Pekanbaru (Riaunews.com) – Dinas Lingkungan Hidup dan Kebersihan (DLHK) Kota Pekanbaru melakukan evaluasi terhadap kinerja Lembaga Pengelolaan Sampah (LPS) yang telah berjalan selama empat bulan terakhir. Evaluasi dilakukan karena tingkat partisipasi masyarakat dalam menggunakan layanan LPS masih tergolong rendah.

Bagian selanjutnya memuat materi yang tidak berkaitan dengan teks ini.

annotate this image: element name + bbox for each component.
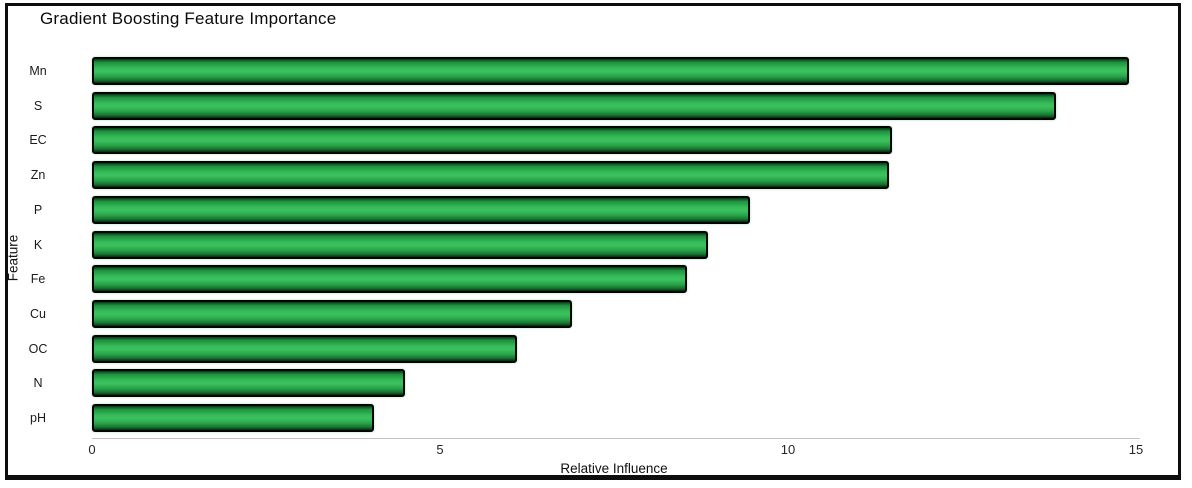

Plt Kepala DLHK Kota Pekanbaru, Reza Aulia Putra, menyebutkan baru sekitar 60 persen warga yang memanfaatkan layanan pengangkutan sampah melalui LPS, sementara 40 persen lainnya masih belum bergabung. “Kita akan evaluasi kinerja LPS yang mulai terbentuk sejak Juli lalu, maka kita evaluasi kinerja empat bulan ini,” kata Reza, Kamis (30/10/2025).

Program LPS sendiri mulai beroperasi sejak 2 Juli 2025, dengan tujuan agar pengangkutan sampah dari lingkungan warga menjadi lebih teratur dan terpantau. Namun, Reza mengakui masih banyak kendala di lapangan, salah satunya kurangnya dukungan dari sebagian oknum RT dan RW serta warga yang menolak bergabung.

“Masih ada warga yang enggan sampahnya diangkut oleh LPS, bahkan ada yang tetap membuang sampah di jalan pada malam hari,” ujarnya.

Menurut Reza, setiap pengelola LPS sudah menyampaikan laporan kinerja secara berkala kepada camat dan lurah di wilayah masing-masing. Pihaknya juga tengah meninjau kembali efektivitas pola kerja dan sistem iuran agar pelaksanaan program dapat berjalan optimal.

Ia menegaskan bahwa LPS merupakan lembaga resmi bentukan pemerintah kota, dengan konsep “dari warga untuk warga”. “Iuran dari masyarakat digunakan untuk operasional LPS. Kalau warga enggan bergabung, tentu akan berdampak pada kelancaran pengelolaan sampah di lingkungan mereka,” pungkasnya.